A hybrid is produced when two different species mate and produce offspring. Mules are the result of a mating between a male donkey and female horse. Ligers the result of a mating between lions and tigers. Zedonks the result of a mating between zebras and donkeys. Hybrids are not always infertile and fertility can be improved by successive backcrossing with one of the parents. McCarthy speculates that humans may have been the result of the mating of a male boar with a female chimpanzee and that successive matings within a small population gave rise to humans.
McCarthy’s evidence for this is primarily morphological and not genetic. He claims that the multiple generations of backcrossing between pigs and chimpanzees would effectively mask any contribution from pig in nucleotide sequence data. His article lists the similarities between pigs and humans and where humans and pigs differ from nonhuman primates. In his list are included: a layer of subcutaneous fat, thermoregulatory sweating, normal host for the human flea , epidermal lipids contain triglycerides and free fatty acids, lightly pigmented eyes common, eyebrows, heavy eyelashes, earlobes. more lumbar vertebrae, fewer sacral vertebrae , centralized spine, sides of pelvis turn forward, diverticulum at cardiac end of stomach, multipyramidal kidneys, hymen, absence of periodic sexual swellings in female, nipples low on chest, brain lobes (frontal and temporal prominent), primitive premolar, nocturnal activity, extended male copulation time, female orgasm, short menstrual cycle, and tears. Also things common to humans and pigs and rare of absent in nonhuman primates are heart attack, atherosclerosis, and melanoma.

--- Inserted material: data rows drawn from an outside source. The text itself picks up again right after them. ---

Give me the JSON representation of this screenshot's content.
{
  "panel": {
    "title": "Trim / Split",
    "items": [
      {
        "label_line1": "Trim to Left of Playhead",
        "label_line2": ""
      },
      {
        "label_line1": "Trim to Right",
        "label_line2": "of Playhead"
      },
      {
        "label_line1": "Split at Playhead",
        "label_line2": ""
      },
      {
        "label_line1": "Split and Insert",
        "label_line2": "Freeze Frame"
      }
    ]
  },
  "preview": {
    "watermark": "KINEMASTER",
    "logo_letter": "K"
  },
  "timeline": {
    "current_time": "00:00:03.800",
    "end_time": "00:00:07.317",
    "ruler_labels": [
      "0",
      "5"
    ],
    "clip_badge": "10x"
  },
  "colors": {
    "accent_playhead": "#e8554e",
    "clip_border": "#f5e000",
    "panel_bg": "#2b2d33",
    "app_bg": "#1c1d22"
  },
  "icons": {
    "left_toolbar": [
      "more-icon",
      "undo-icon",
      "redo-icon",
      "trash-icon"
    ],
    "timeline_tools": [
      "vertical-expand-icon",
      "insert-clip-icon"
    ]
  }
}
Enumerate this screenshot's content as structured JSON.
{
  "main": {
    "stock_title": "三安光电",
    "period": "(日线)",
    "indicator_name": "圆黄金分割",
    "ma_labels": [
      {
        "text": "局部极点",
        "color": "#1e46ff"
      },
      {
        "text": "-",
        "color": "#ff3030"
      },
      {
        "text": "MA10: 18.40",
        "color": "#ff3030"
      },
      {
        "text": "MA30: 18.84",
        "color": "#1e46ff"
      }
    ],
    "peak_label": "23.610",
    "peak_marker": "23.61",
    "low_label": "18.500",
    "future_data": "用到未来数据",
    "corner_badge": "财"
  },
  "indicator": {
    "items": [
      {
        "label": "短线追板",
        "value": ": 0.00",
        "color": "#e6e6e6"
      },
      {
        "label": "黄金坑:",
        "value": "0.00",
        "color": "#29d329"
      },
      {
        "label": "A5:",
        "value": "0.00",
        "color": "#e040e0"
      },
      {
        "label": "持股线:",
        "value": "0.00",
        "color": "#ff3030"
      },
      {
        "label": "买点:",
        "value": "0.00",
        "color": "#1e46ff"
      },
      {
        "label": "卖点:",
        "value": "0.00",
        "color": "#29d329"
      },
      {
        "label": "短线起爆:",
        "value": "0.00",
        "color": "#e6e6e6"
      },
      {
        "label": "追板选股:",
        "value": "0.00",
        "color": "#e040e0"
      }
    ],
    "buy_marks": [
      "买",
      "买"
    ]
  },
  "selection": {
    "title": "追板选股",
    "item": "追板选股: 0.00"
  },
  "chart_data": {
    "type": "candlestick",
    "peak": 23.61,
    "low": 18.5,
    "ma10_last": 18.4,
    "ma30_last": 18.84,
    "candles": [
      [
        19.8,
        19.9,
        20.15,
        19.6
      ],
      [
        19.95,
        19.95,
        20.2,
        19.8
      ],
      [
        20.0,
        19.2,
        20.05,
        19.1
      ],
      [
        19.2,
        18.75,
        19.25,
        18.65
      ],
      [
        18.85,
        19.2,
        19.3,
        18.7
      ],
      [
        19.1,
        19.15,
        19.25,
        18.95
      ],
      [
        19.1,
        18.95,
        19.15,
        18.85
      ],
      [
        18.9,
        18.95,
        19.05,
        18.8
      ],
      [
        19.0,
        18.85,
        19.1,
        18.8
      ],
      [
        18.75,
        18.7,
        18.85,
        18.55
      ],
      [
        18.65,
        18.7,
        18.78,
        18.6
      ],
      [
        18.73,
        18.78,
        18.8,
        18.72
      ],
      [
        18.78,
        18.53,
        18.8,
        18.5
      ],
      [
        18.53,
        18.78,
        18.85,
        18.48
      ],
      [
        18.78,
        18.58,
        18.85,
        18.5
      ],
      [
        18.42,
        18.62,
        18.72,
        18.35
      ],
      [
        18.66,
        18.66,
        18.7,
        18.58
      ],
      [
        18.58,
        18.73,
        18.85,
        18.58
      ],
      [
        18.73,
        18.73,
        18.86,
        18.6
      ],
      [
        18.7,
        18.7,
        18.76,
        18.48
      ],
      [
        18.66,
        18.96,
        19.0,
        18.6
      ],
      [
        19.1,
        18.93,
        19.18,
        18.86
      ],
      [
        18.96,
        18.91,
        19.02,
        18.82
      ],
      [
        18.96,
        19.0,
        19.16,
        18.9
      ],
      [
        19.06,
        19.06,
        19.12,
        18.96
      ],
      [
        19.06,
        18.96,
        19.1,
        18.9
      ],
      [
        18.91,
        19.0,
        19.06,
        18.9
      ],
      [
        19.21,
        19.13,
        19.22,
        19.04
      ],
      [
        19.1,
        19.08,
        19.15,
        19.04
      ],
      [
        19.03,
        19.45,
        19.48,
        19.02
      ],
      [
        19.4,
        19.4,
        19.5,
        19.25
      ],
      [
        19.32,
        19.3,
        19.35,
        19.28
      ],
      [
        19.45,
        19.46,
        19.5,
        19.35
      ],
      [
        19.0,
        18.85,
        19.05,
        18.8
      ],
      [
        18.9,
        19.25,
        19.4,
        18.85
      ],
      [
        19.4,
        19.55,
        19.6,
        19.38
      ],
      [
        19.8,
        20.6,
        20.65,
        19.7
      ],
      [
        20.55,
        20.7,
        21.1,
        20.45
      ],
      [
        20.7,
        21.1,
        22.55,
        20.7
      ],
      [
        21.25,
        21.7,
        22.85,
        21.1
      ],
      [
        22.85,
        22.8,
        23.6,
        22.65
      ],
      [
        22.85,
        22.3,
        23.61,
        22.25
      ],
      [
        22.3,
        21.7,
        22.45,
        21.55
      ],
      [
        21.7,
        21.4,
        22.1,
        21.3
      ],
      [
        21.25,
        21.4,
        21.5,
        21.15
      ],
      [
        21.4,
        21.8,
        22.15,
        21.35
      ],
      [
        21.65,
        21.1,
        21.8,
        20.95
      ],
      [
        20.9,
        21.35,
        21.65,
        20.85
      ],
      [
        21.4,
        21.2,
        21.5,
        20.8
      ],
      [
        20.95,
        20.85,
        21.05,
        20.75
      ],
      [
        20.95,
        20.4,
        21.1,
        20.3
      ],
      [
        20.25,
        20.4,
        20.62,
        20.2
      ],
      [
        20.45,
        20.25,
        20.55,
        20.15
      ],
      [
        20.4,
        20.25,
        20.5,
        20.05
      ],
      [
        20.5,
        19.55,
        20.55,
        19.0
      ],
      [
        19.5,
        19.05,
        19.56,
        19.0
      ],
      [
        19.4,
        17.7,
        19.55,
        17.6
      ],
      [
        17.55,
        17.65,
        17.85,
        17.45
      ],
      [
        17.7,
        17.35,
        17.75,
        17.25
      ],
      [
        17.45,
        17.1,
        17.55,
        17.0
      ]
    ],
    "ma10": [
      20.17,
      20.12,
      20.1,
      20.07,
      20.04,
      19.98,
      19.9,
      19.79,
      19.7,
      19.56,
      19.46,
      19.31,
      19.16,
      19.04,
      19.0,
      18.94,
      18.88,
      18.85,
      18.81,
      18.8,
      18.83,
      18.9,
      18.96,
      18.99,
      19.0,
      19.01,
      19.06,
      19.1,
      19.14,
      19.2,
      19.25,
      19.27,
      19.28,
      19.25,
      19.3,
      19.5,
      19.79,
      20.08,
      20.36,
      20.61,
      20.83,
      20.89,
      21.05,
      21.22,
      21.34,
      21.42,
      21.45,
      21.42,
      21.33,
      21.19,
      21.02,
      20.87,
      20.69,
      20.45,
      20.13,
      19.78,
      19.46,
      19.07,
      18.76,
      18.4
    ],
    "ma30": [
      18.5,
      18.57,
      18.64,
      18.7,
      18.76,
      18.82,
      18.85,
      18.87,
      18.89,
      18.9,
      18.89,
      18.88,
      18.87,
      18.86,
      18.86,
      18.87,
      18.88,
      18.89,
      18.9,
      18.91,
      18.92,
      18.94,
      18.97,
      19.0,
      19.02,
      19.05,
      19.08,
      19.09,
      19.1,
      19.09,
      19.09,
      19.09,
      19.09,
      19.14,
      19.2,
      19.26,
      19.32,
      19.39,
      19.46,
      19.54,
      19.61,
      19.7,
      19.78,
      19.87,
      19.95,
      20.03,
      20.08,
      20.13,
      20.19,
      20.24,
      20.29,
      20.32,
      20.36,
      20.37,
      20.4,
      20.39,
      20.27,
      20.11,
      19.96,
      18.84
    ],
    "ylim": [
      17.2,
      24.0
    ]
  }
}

Since McCarthy’s evidence is not genetic, it might simply be that the similarities between humans and pigs are the result of convergent evolution instead of cross-breeding. In other words, the common features are the result of parallel evolutionary processes possibly the result of similar selective pressures. Once humans split from chimpanzees and were forced to adapt to a more terrestrial environment, humans evolved characteristics similar to pigs.